When footfall recovered in June, non-CBD retail centers offered 15-percent discounts or up to US$2 service charge reductions, while CBD landlords, buffered by 3-5-year lease terms, extended more limited support.
For street retail chain tenants, the pandemic has forced them to adjust business strategies.
Particularly, F&B and fashion chains have closed underperforming outlets, increasing prime street retail vacancies, while CBD street retail focused on the tourism market which was suffering as travel bans forced further closures, on top of the resumption of the metro project in District 1.
A recent Savills Vietnam survey found that potential occupiers in Ho Chi Minh City request up to 40-percent rental discounts compared to the maximum 20 percent at the end of 2019.
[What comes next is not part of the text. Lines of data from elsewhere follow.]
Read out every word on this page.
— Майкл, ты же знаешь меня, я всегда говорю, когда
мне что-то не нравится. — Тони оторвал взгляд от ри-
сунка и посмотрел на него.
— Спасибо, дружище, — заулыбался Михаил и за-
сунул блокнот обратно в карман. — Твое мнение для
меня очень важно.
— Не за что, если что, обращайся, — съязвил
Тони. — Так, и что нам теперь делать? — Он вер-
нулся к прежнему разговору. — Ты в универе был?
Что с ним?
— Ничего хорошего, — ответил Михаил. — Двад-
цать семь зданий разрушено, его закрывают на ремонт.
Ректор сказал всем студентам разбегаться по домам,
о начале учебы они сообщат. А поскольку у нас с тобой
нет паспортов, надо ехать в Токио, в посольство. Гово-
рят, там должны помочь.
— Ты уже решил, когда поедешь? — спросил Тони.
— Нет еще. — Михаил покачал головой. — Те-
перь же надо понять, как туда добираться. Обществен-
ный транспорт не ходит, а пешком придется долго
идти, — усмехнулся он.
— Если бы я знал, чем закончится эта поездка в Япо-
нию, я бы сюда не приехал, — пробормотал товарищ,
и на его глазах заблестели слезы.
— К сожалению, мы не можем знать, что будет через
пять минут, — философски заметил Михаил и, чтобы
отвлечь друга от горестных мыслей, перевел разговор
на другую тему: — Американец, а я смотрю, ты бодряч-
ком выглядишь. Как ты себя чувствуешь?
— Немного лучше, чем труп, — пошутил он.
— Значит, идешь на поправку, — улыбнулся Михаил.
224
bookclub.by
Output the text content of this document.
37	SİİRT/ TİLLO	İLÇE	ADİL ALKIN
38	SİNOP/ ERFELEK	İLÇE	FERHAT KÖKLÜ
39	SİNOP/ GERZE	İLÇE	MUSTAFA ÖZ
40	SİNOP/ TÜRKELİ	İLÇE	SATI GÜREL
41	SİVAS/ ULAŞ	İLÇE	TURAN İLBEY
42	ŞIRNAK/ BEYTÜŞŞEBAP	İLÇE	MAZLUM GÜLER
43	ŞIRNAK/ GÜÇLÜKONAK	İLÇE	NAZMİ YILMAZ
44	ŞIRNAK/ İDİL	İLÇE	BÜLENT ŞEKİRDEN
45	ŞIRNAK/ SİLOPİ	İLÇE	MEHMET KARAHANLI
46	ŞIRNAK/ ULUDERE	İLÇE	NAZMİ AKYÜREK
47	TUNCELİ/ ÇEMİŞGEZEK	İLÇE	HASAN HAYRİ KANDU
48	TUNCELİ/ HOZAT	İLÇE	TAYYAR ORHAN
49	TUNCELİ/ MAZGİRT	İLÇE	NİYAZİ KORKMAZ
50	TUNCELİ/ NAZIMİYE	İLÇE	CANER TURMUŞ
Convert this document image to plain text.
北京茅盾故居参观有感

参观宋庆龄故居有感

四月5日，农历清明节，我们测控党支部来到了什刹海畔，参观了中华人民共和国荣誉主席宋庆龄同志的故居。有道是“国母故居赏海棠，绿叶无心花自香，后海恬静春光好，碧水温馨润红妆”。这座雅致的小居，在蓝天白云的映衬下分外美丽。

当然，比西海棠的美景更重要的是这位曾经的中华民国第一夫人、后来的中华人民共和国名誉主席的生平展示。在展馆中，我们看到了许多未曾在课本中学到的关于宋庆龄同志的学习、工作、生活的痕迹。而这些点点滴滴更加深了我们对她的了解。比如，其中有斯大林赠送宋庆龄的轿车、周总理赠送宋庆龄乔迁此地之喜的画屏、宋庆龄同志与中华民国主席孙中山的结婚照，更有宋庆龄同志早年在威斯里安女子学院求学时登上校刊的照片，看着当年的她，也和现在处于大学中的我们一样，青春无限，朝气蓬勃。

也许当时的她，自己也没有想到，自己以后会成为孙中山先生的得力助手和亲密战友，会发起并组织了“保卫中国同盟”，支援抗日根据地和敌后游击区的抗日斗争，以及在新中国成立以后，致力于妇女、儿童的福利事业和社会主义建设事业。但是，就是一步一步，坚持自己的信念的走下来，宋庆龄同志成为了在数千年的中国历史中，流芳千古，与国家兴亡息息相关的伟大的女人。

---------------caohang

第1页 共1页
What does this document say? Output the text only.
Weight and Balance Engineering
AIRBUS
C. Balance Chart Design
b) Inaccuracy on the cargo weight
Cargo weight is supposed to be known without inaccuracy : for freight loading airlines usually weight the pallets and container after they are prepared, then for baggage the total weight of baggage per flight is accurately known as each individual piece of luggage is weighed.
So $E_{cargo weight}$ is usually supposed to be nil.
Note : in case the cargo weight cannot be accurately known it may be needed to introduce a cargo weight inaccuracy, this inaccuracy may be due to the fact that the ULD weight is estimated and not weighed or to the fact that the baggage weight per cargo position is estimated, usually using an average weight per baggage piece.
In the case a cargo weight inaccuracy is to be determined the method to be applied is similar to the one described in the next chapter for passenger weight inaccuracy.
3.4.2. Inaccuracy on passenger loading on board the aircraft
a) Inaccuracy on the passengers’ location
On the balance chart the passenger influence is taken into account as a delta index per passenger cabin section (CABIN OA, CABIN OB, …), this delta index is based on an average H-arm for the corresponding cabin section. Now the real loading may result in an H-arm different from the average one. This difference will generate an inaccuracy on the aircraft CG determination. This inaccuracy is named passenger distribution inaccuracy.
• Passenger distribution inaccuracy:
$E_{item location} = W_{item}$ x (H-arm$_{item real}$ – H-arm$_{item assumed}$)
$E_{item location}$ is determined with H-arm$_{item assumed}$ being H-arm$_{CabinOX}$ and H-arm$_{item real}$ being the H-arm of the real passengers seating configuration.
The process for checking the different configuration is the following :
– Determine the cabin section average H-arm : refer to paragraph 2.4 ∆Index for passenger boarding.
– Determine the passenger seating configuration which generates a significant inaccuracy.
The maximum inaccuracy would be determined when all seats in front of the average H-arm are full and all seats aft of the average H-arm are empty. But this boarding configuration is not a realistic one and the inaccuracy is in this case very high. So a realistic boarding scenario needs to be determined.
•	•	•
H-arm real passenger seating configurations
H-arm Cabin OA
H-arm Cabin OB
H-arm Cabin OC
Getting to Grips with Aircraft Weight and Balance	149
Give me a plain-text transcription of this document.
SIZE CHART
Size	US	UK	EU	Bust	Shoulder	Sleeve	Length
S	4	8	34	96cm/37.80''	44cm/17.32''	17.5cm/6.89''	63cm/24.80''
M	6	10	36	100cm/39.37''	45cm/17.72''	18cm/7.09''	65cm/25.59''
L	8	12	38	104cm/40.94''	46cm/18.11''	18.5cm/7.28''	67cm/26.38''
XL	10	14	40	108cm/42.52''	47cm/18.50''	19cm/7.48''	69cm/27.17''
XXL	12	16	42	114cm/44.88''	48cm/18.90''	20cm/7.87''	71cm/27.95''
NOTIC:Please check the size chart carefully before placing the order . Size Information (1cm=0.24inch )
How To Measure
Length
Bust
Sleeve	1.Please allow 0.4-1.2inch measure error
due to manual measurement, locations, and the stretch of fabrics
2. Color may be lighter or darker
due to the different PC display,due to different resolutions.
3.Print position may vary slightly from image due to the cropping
Nguyen Thuy Linh Cat, director of Nguyen Sa Fashion Company in the city, said that all 15 stores in its network saw a combined decline of 50 percent in revenue in July, while their total rentals cost more than VND400 million ($17,200) a month.
Cat added that the company has sought bank loans to cover employees’ salaries, office expenses, and rentals.
“If the landlord shares our difficulty by cutting the rent by 20-30 percent during this period, it will greatly help our business,” Cat said.
In Hanoi
Retail rental supply in Hanoi was approximately 1.6 million square meters by the end of this year’s second quarter, up five percent year-on-year.
The average occupancy fell two percent from the previous quarter and four percent year-on-year to a three-year low.
Footfall and sales at retail spaces in the Vietnamese capital city slumped under the enhanced social distancing implementation in April and only recovered slightly in May and June.
Landlords and tenants remained cautious, keeping COVID-19 safety measures strictly applied.
Hoang Tung, CEO of Hanoi-based food chain Pizza Home, said that some landlords of its outlets have agreed to lower rents by 30 percent. But such reductions are rare.
A recent Savills Vietnam survey found that more than 50 percent of tenants in Hanoi’s Old Quarter have returned rentals.
Two-paced market
While some commercial property businesses are facing challenges, others have seen a surge in interest.
A representative of a leading supermarket chain in Ho Chi Minh City said that it is looking for new property assets for rent to expand its system.
The rentals of these commercial properties, especially those in densely-populated neighborhoods, tend to slightly rise as people are afraid to go far and choose to shop near their homes, according to the representative.